I started a little something extra today at Durham Uni. One of the things they now offer for postgraduates is the ‘Durham Award’ which is a programme aimed at helping you improve your employability and be able to better articulate the value of your masters to potential employers. I was thrilled to get offered a place on the programme and gave a thin-air high five (I’m doing a lot of those lately aren’t I) at the prospect of this little something extra to put on my CV and the potential to help me get a better job in the future.
On the way home I stopped at the Metro Centre to satisfy the mahOOsive craving I had for Wagamamas’ yasai yaki soba but got a takeaway and sat in the car eating it like a right lonely soul. Well, Gordon was out for a night ride with a representative from Whyte bikes so it was either eat alone in the car or eat alone in the house (yasai yaki soba won this round). As I was scooping up noodles with my chopsticks an image flashed through my head of a brightly coloured A4 spiral-bound book in which I’d stapled worksheets and scribbled down notes and then suddenly I realised – I’ve done all of this before with the OU!
When I was at the OUSA Conference earlier this year I had picked up one of pretty much everything I saw lying about on the stalls and one of those things was this career planning and job seeking workbook. I started filling it in almost as soon as I got back and was amazed at how thorough it is. It starts off with an activity where you draw a timeline of your life identifying the highs and lows and when you’ve made big decisions etc and this was a revelation for me because it was so interesting to see a common thread between things which were highs and those which were lows (my highs involved education and voluntary work and my lows involved money and confidence issues).
'Knowing what your own strengths are and knowing how to articulate them is vital for people on the hunt for a job'
I haven’t actually finished filling in the workbook yet, I shamefully admit that I’d forgotten about it until now (it’s broken down into six sections so I must’ve reached the end of a section, sat it down then forgotten to pick it up again) so I’ll be spending a bit of time going through the rest of it now. It even includes a section about equality and diversity issues which is great considering within the OU student cohort you’ve undoubtedly got issues such as age, disability and people with criminal records, amongst others.

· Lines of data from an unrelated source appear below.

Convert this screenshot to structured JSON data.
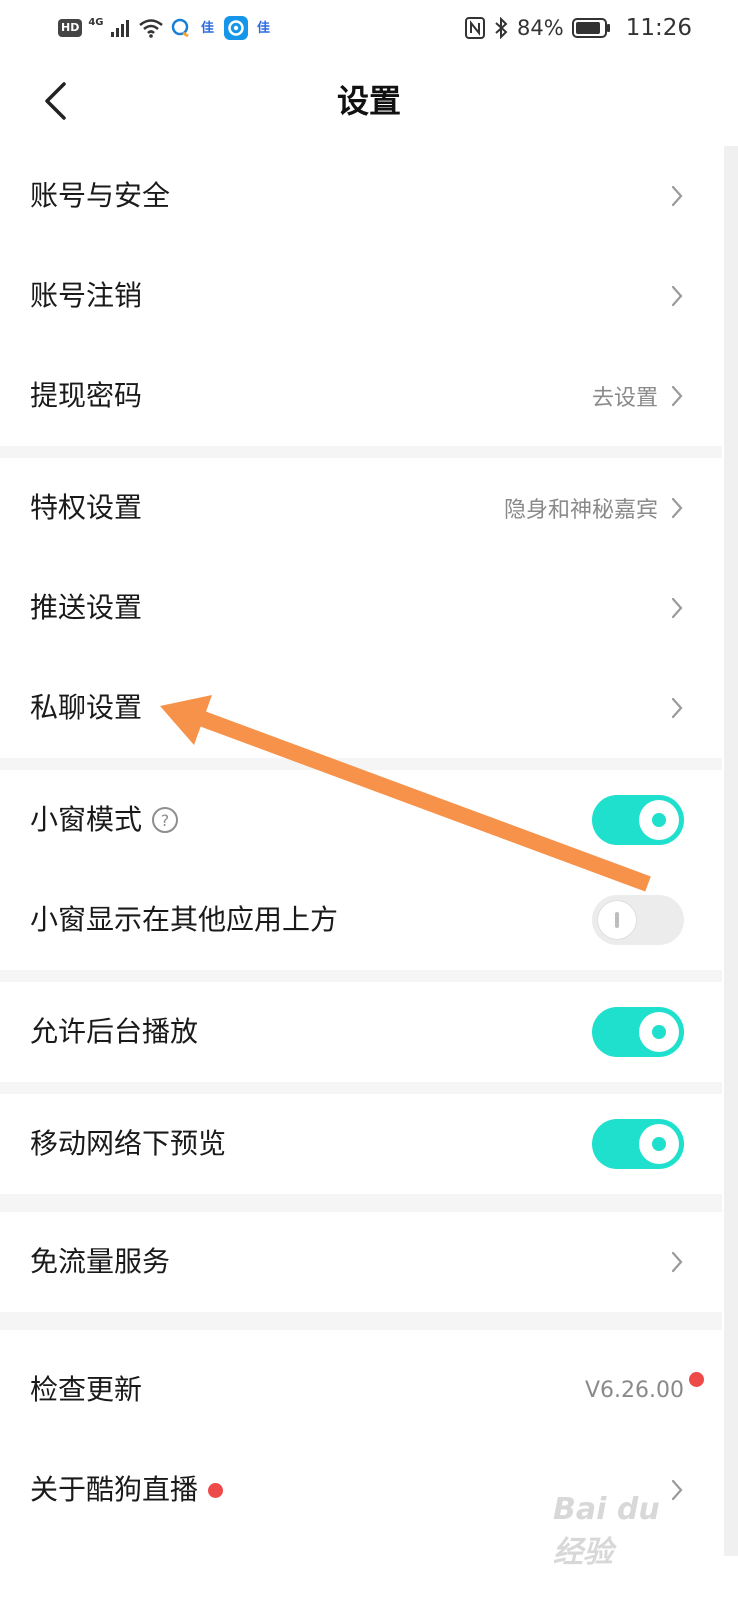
{
  "status_bar": {
    "hd": "HD",
    "network": "4G",
    "app_icon_1": "佳",
    "app_icon_2": "佳",
    "battery": "84%",
    "time": "11:26"
  },
  "header": {
    "title": "设置"
  },
  "sections": {
    "account_security": "账号与安全",
    "account_cancel": "账号注销",
    "withdraw_password": "提现密码",
    "withdraw_password_value": "去设置",
    "privilege": "特权设置",
    "privilege_value": "隐身和神秘嘉宾",
    "push": "推送设置",
    "private_chat": "私聊设置",
    "mini_window": "小窗模式",
    "help_glyph": "?",
    "mini_window_overlay": "小窗显示在其他应用上方",
    "background_play": "允许后台播放",
    "mobile_preview": "移动网络下预览",
    "free_data": "免流量服务",
    "check_update": "检查更新",
    "version": "V6.26.00",
    "about": "关于酷狗直播"
  },
  "toggles": {
    "mini_window": true,
    "mini_window_overlay": false,
    "background_play": true,
    "mobile_preview": true
  },
  "colors": {
    "toggle_on": "#1ee0cc",
    "toggle_off": "#ececec",
    "red_dot": "#ee4a4a",
    "arrow": "#f7924a"
  },
  "icons": {
    "back": "chevron-left-icon",
    "row_arrow": "chevron-right-icon",
    "help": "question-circle-icon"
  },
  "watermark": {
    "text": "Bai du 经验"
  }
}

I was really chuffed when I realised that this programme I’m doing with Durham Uni is pretty much the same as I’ve done with the OU independently. The booklet is available as a download and is only a couple of clicks away from StudentHome but you can ask for a hard copy from your regional office too. The booklet is very thorough and I can vouch from personal experience that the OU Careers Advisory Service is fantabulous. It’s such a shame though that because of the nature of OU study they can’t offer the same sort of ‘award’ for carrying out this process as Durham Uni do because I think it’s a very valuable skillset to develop.
Knowing what your own strengths are and knowing how to articulate them is vital for people on the hunt for a job and with OU study being so highly thought of amongst employers it would be excellent to be able to really sell yourself with it.

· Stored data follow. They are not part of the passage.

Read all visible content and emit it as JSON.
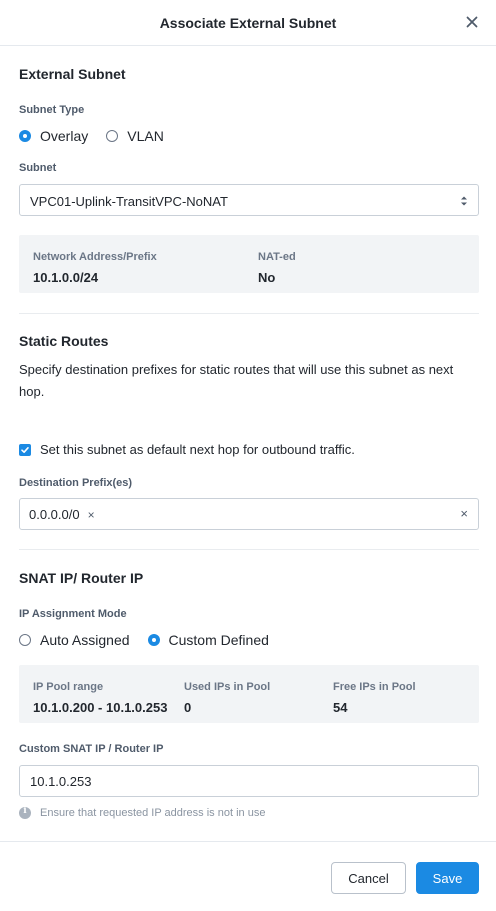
{
  "dialog": {
    "title": "Associate External Subnet"
  },
  "external_subnet": {
    "section_title": "External Subnet",
    "subnet_type_label": "Subnet Type",
    "subnet_type_options": [
      {
        "label": "Overlay",
        "checked": true
      },
      {
        "label": "VLAN",
        "checked": false
      }
    ],
    "subnet_label": "Subnet",
    "subnet_selected": "VPC01-Uplink-TransitVPC-NoNAT",
    "info": {
      "network_label": "Network Address/Prefix",
      "network_value": "10.1.0.0/24",
      "nat_label": "NAT-ed",
      "nat_value": "No"
    }
  },
  "static_routes": {
    "section_title": "Static Routes",
    "description": "Specify destination prefixes for static routes that will use this subnet as next hop.",
    "default_hop_label": "Set this subnet as default next hop for outbound traffic.",
    "default_hop_checked": true,
    "destination_label": "Destination Prefix(es)",
    "destination_tags": [
      "0.0.0.0/0"
    ],
    "tag_remove_glyph": "×",
    "clear_all_glyph": "×"
  },
  "snat": {
    "section_title": "SNAT IP/ Router IP",
    "mode_label": "IP Assignment Mode",
    "mode_options": [
      {
        "label": "Auto Assigned",
        "checked": false
      },
      {
        "label": "Custom Defined",
        "checked": true
      }
    ],
    "pool": {
      "range_label": "IP Pool range",
      "range_value": "10.1.0.200 - 10.1.0.253",
      "used_label": "Used IPs in Pool",
      "used_value": "0",
      "free_label": "Free IPs in Pool",
      "free_value": "54"
    },
    "custom_ip_label": "Custom SNAT IP / Router IP",
    "custom_ip_value": "10.1.0.253",
    "help_text": "Ensure that requested IP address is not in use"
  },
  "footer": {
    "cancel_label": "Cancel",
    "save_label": "Save"
  },
  "colors": {
    "accent": "#1b8ae3",
    "info_bg": "#f2f4f6",
    "text": "#22272e"
  },
  "icons": {
    "close": "close-icon",
    "select_arrows": "sort-arrows-icon",
    "checkbox": "checkmark-icon",
    "help": "info-icon"
  }
}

By July next year I will have attended all three workshops, sat in a panel interview for which I have to prepare a presentation (about myself I think) and will have submitted my reflective portfolio (ace, I already did one of those for T122!) and should receive a nice shiny smurtificate for my record of achievement.
Hey, I just realised, learning how to articulate the value of my master’s degree is, in itself a transferrable skill because I can use that skill to articulate the value of my OU degree too! See, everything is linked in one way or another.